BENTONVILLE, Ark. — Walmart delivered a long-awaited same-store sales increase of 1.3% at its U.S. stores division in the third quarter and pointed to ongoing momentum for the holidays with comps guidance ranging from flat to up 2%.
The improved sales performance and favorable guidance offered some vindication for a company that had posted negative quarterly results for more than two years. Walmart spent much of this year repositioning its domestic business and was intent on demonstrating the return to its core strategy of offering everyday low prices on a broad assortment of merchandise would resonate with shoppers and produce sales growth even in a challenging economy.
The 1.3% comps increase exceeded the upper end of the company’s guidance range that called for a 1% increase and contributed to third-quarter earnings per share of 97 cents, which was two cents better than the prior year when earnings of 95 cents per share were inflated by a tax benefit of five cents per share. Despite the improvement, the figure was a penny shy of analysts’ consensus estimate of 98 cents, but squarely within the company’s guidance range that called for EPS of 95 cents to $1.
Wal-Mart Stores president and CEO Mike Duke characterized the earnings growth as solid and said each of the company’s business segments — U.S. stores, international, Sam’s Club — is stronger today than it was a year ago.
“Both Walmart U.S. and Sam’s Club exceeded comp-sales guidance, and I’m pleased that the sales momentum positions us exceedingly well for the holidays,” Duke said. “We also are pleased with the growth in both sales and operating income for Walmart International.”

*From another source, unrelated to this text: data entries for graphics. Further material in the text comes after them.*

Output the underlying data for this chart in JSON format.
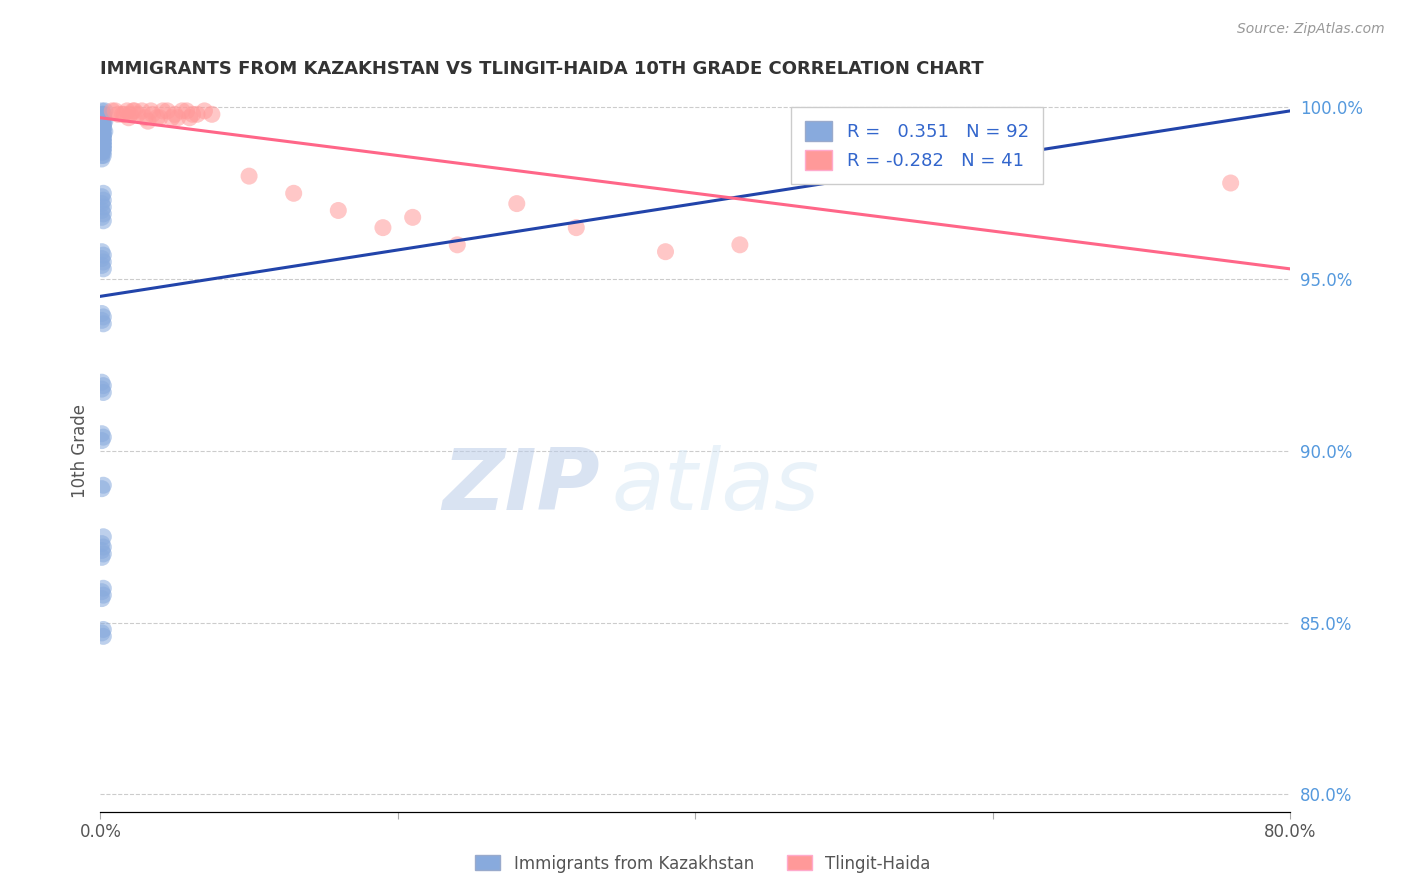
{
  "title": "IMMIGRANTS FROM KAZAKHSTAN VS TLINGIT-HAIDA 10TH GRADE CORRELATION CHART",
  "source": "Source: ZipAtlas.com",
  "xlabel_blue": "Immigrants from Kazakhstan",
  "xlabel_pink": "Tlingit-Haida",
  "ylabel": "10th Grade",
  "xlim": [
    0.0,
    0.8
  ],
  "ylim": [
    0.795,
    1.005
  ],
  "ytick_labels_right": [
    "100.0%",
    "95.0%",
    "90.0%",
    "85.0%",
    "80.0%"
  ],
  "ytick_positions_right": [
    1.0,
    0.95,
    0.9,
    0.85,
    0.8
  ],
  "legend_blue_R": "0.351",
  "legend_blue_N": "92",
  "legend_pink_R": "-0.282",
  "legend_pink_N": "41",
  "blue_color": "#88AADD",
  "pink_color": "#FF9999",
  "blue_line_color": "#2244AA",
  "pink_line_color": "#FF6688",
  "watermark_zip": "ZIP",
  "watermark_atlas": "atlas",
  "background_color": "#FFFFFF",
  "blue_x": [
    0.001,
    0.002,
    0.001,
    0.003,
    0.001,
    0.002,
    0.001,
    0.002,
    0.001,
    0.002,
    0.001,
    0.002,
    0.001,
    0.002,
    0.001,
    0.003,
    0.001,
    0.002,
    0.001,
    0.002,
    0.001,
    0.002,
    0.001,
    0.002,
    0.001,
    0.002,
    0.001,
    0.003,
    0.001,
    0.002,
    0.001,
    0.002,
    0.001,
    0.002,
    0.001,
    0.002,
    0.001,
    0.002,
    0.001,
    0.002,
    0.001,
    0.002,
    0.001,
    0.002,
    0.001,
    0.002,
    0.001,
    0.002,
    0.001,
    0.002,
    0.001,
    0.002,
    0.001,
    0.002,
    0.001,
    0.002,
    0.001,
    0.002,
    0.001,
    0.002,
    0.001,
    0.002,
    0.001,
    0.002,
    0.001,
    0.002,
    0.001,
    0.002,
    0.001,
    0.002,
    0.001,
    0.002,
    0.001,
    0.002,
    0.001,
    0.002,
    0.001,
    0.002,
    0.001,
    0.002,
    0.001,
    0.002,
    0.001,
    0.002,
    0.001,
    0.002,
    0.001,
    0.002,
    0.001,
    0.002,
    0.001,
    0.002
  ],
  "blue_y": [
    0.999,
    0.998,
    0.997,
    0.999,
    0.998,
    0.997,
    0.996,
    0.998,
    0.997,
    0.996,
    0.995,
    0.997,
    0.996,
    0.995,
    0.994,
    0.996,
    0.995,
    0.994,
    0.993,
    0.995,
    0.994,
    0.993,
    0.992,
    0.994,
    0.993,
    0.992,
    0.991,
    0.993,
    0.992,
    0.991,
    0.99,
    0.992,
    0.991,
    0.99,
    0.989,
    0.991,
    0.99,
    0.989,
    0.988,
    0.99,
    0.989,
    0.988,
    0.987,
    0.989,
    0.988,
    0.987,
    0.986,
    0.988,
    0.987,
    0.986,
    0.985,
    0.975,
    0.974,
    0.973,
    0.972,
    0.971,
    0.97,
    0.969,
    0.968,
    0.967,
    0.958,
    0.957,
    0.956,
    0.955,
    0.954,
    0.953,
    0.94,
    0.939,
    0.938,
    0.937,
    0.92,
    0.919,
    0.918,
    0.917,
    0.905,
    0.904,
    0.903,
    0.89,
    0.889,
    0.875,
    0.873,
    0.872,
    0.871,
    0.87,
    0.869,
    0.86,
    0.859,
    0.858,
    0.857,
    0.848,
    0.847,
    0.846
  ],
  "pink_x": [
    0.01,
    0.02,
    0.03,
    0.045,
    0.055,
    0.015,
    0.038,
    0.022,
    0.062,
    0.018,
    0.035,
    0.07,
    0.048,
    0.025,
    0.058,
    0.012,
    0.04,
    0.032,
    0.008,
    0.065,
    0.028,
    0.052,
    0.016,
    0.042,
    0.075,
    0.019,
    0.034,
    0.05,
    0.06,
    0.023,
    0.1,
    0.13,
    0.16,
    0.19,
    0.21,
    0.24,
    0.28,
    0.32,
    0.38,
    0.43,
    0.76
  ],
  "pink_y": [
    0.999,
    0.998,
    0.997,
    0.999,
    0.999,
    0.998,
    0.997,
    0.999,
    0.998,
    0.999,
    0.998,
    0.999,
    0.997,
    0.998,
    0.999,
    0.998,
    0.997,
    0.996,
    0.999,
    0.998,
    0.999,
    0.997,
    0.998,
    0.999,
    0.998,
    0.997,
    0.999,
    0.998,
    0.997,
    0.999,
    0.98,
    0.975,
    0.97,
    0.965,
    0.968,
    0.96,
    0.972,
    0.965,
    0.958,
    0.96,
    0.978
  ],
  "blue_trend_x": [
    0.0,
    0.8
  ],
  "blue_trend_y": [
    0.945,
    0.999
  ],
  "pink_trend_x": [
    0.0,
    0.8
  ],
  "pink_trend_y": [
    0.997,
    0.953
  ]
}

Looking ahead, Walmart said it expects fourth-quarter earnings in a range of $1.42 to $1.48, which encompasses analysts’ consensus estimate of $1.45 per share. The third-quarter earnings miss and fourth-quarter guidance that bracketed analysts’ estimate underwhelmed the market and in early trading shares of Walmart, which had touched a new 52-week high of $59.40 the prior week, were down more than $1 from Monday’s closing price of $58.89.
Expectations have become elevated for Walmart in recent months as the company openly discussed improving momentum at various segments of its U.S. business, thanks to strategies put in place beginning in mid-2010 that were gaining traction.
“Three key elements drove the comp improvement in the third quarter,” said Bill Simon, Walmart U.S. president and CEO. “Our focus on expanded assortment, product innovation and local relevance improved merchandise offerings throughout the store and customers responded. Productivity initiatives improved in-stock levels, and we continue to drive price leadership in all our stores.”
While comps were up in the third quarter, the increase was driven by an increase in average transaction size as overall customer traffic was lower than the prior year. However, in a nod to the momentum the company said is building, it was noted that third-quarter customer traffic had improved when compared to the second quarter. Total sales at U.S. stores increased 2.7% to $63.8 billion.
One of the biggest bright spots for Walmart continues to be the Sam’s Club division where same store sales advanced 5.7% without the benefit of higher fuel prices. Sam’s Club sales increased 6.2% to $11.8 billion, excluding fuel.
“This is our seventh quarter of sequentially increasing comps, and we expect that sales momentum to remain strong,” Sam’s Club president and CEO Brian Cornell said.
The warehouse club division expects fourth-quarter comps, excluding fuel, to increase between 4% and 6%.